OGH 9Ob59/11h

OGH9Ob59/11h25.11.2011

Der Oberste Gerichtshof hat als Revisionsgericht durch den Vizepräsidenten des Obersten Gerichtshofs Dr. Rohrer als Vorsitzenden und die Hofräte des Obersten Gerichtshofs Dr. Hopf, Hon.-Prof. Dr. Kuras und Mag. Ziegelbauer sowie die Hofrätin des Obersten Gerichtshofs Dr. Dehn als weitere Richter in der Rechtssache der klagenden Partei Verein für Konsumenteninformation, Linke Wienzeile 18, 1060 Wien, vertreten durch die Kosesnik-Wehrle & Langer Rechtsanwälte KG in Wien, gegen die beklagte Partei A***** AG, *****, vertreten durch die Dr. Peter Lösch Rechtsanwalt GmbH in Wien, wegen Unterlassung (Streitwert 30.500 EUR) und Urteilsveröffentlichung (Streitwert 5.500 EUR; Gesamtstreitwert 36.000 EUR), infolge Revision der beklagten Partei gegen das Urteil des Oberlandesgerichts Wien als Berufungsgericht vom 6. Juli 2011, GZ 2 R 223/10v-11, womit infolge Berufung der beklagten Partei das Urteil des Handelsgerichts Wien vom 27. August 2010, GZ 30 Cg 29/10g-7, bestätigt wurde, in nichtöffentlicher Sitzung den

Beschluss

gefasst:

 

Spruch:

Das Revisionsverfahren wird bis zur Entscheidung des Gerichtshofs der Europäischen Union über den vom Obersten Gerichtshof am 8. 11. 2011 in der Rechtssache 10 Ob 31/11y gestellten Antrag auf Vorabentscheidung unterbrochen.

Nach Einlangen der Vorabentscheidung wird das Revisionsverfahren von Amts wegen fortgesetzt werden.

Text

Begründung

Die Beklagte ist ein bundesweit operierendes Mobilfunkunternehmen. Sie tritt im Rahmen ihrer geschäftlichen Tätigkeit laufend mit Verbrauchern in rechtsgeschäftlichen Kontakt und schließt mit diesen unter Zugrundelegung ihrer Allgemeinen Geschäftsbedingungen (AGB) Verträge. In den aktuellen „AGB Mobil für Privatkunden“ (Stand: 6. 11. 2009) findet sich unter Punkt 20.9 folgende Klausel:

„Sie können Ihre Rechnung mit Einzugsermächtigung, Zahlschein oder sonstiger Überweisung bezahlen. Ohne Einzugsermächtigung können wir ein Entgelt für die Bearbeitung Ihrer Zahlung („Zahlschein-Entgelt“) nach unseren Entgeltbestimmungen verrechnen. Bei manchen Leistungen und Tarifen ist nach den Entgeltbestimmungen eine Einzugsermächtigung erforderlich.“

Wählt ein Kunde eine andere Zahlungsart als die Einzugsermächtigung, nämlich eine Zahlung mittels Zahlschein oder sonstiger Überweisung, so hat er pro Rechnung ein zusätzliches Entgelt in der Höhe von 2,50 EUR zu entrichten.

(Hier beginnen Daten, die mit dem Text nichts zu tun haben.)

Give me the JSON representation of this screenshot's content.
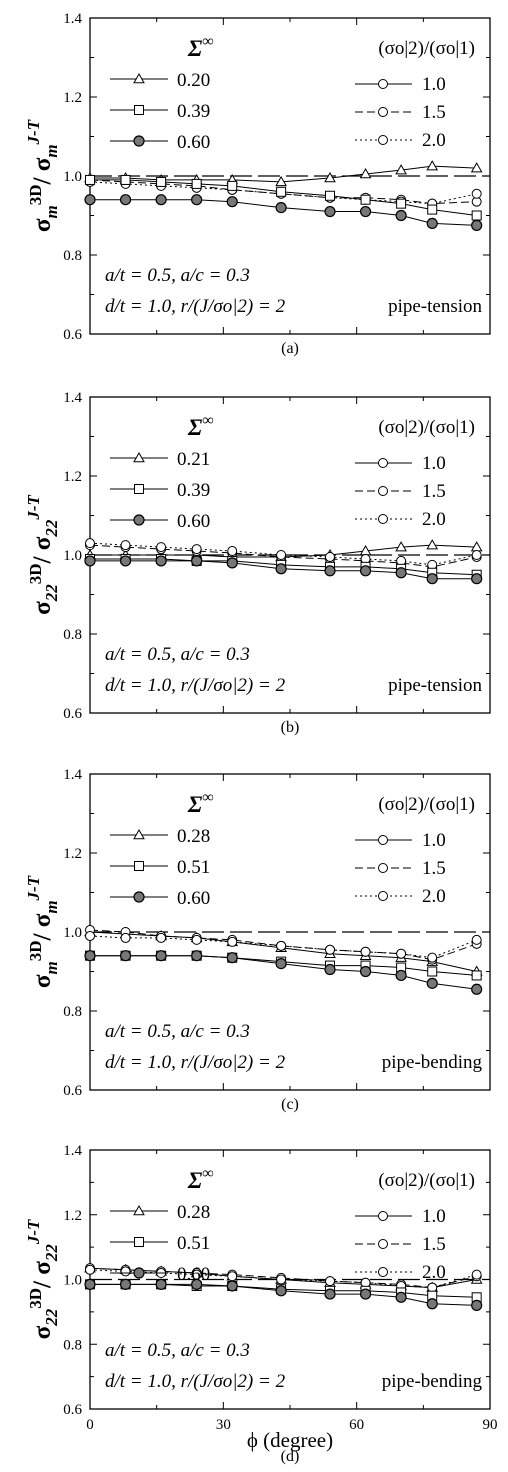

Der Kläger ist eine gesetzliche anerkannte Konsumentenschutzeinrichtung. Seiner Aufforderung, die Beklagte möge hinsichtlich der vorgenannten Klausel eine strafbewehrte Unterlassungsverpflichtung iSd § 28 Abs 2 KSchG abgeben, ist die Beklagte nicht nachgekommen.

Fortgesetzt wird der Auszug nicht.